Can you post a photo of the bag please? That should help to give me the idea of style/year. The one which Haniel has posted - the Ascot style - some of those didn't have the datecode inside - HOWEVER - its best if we can fully put your mind at rest
*


----------



## Mephisto

What year did Chloe start using serial numbers please ??
My Chloe has been authenticated but it has no serial number.
Many thanks to you all !!


----------



## Lescoy

Mephisto said:


> What year did Chloe start using serial numbers please ??
> My Chloe has been authenticated but it has no serial number.
> Many thanks to you all !!



*Some 2004 bags have datecodes - its not a serial number - as its not bag specific. Earlier than that - there were no datecodes as far as I'm aware. So your bag could be from 2004 or earlier, but without seeing it - I couldn't say.*


----------



## Enigma56

Hi girls,

I was recently gifted a Chloe bag and I'm trying to figure out if it's authentic or not. I've searched high and low and can't find a serial number (but I do know this bag is a few years old so that may be the reason). 

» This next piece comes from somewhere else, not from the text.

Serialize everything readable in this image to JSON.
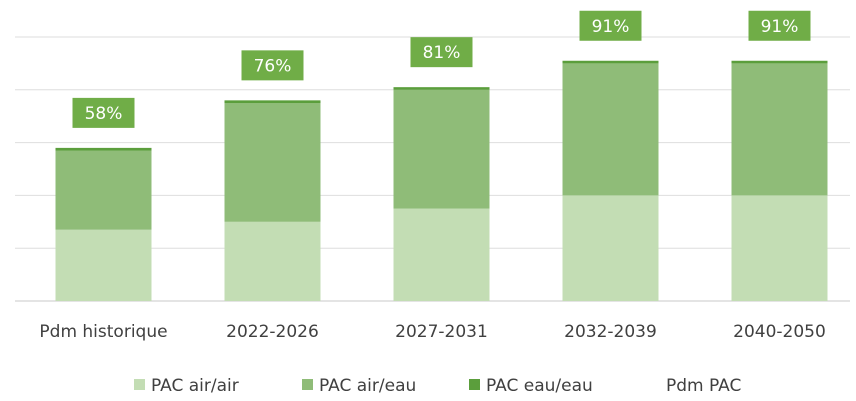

Can anyone help me identify the model? (sorry for the poor quality pics, they're taken with my iPad, I'll take clearer pictures with my camera tomorrow).

Any idea what marks I should be looking for on a model without a serial number?

Thanks!


----------



## Enigma56

pics


----------



## Lescoy

Enigma56 said:


> pics



*Please post this in the Authenticate This Chloe Thread - but please also post further photos. These aren't clear enough - rather blurred, so its not possible to see the detailing.

Need to see the Chloe stamp on the padlock, underside of the padlock. Any engraving on hardware. Inner heatstamp.

Post these photos in the Authenticate This Chloe Thread - and we will be able to help.

http://forum.purseblog.com/chloe-sh...please-read-rules-use-format-post-588674.html
*


----------



## Enigma56

Lescoy said:


> *Please post this in the Authenticate This Chloe Thread - but please also post further photos. These aren't clear enough - rather blurred, so its not possible to see the detailing.
> 
> Need to see the Chloe stamp on the padlock, underside of the padlock. Any engraving on hardware. Inner heatstamp.
> 
> Post these photos in the Authenticate This Chloe Thread - and we will be able to help.
> 
> http://forum.purseblog.com/chloe-sh...please-read-rules-use-format-post-588674.html
> *



Thank you very much, will do. Where do I find the heat stamp?

Thanks!


----------



## Lescoy

Enigma56 said:


> Thank you very much, will do. Where do I find the heat stamp?
> 
> Thanks!



*It should be inside the purse - CHLOE should be stamped in there on possibly a circular leather piece. This isn't a vintage item by the way.*


----------



## julie milanovic

Hi I have a EPI Gold Chain Chloe bag without serial tags I think it come out in 1994 would it be genuine thanku


----------



## julie milanovic

julie milanovic said:


> Hi I have a EPI Gold Chain Chloe bag without serial tags I think it come out in 1994 would it be genuine thanku


----------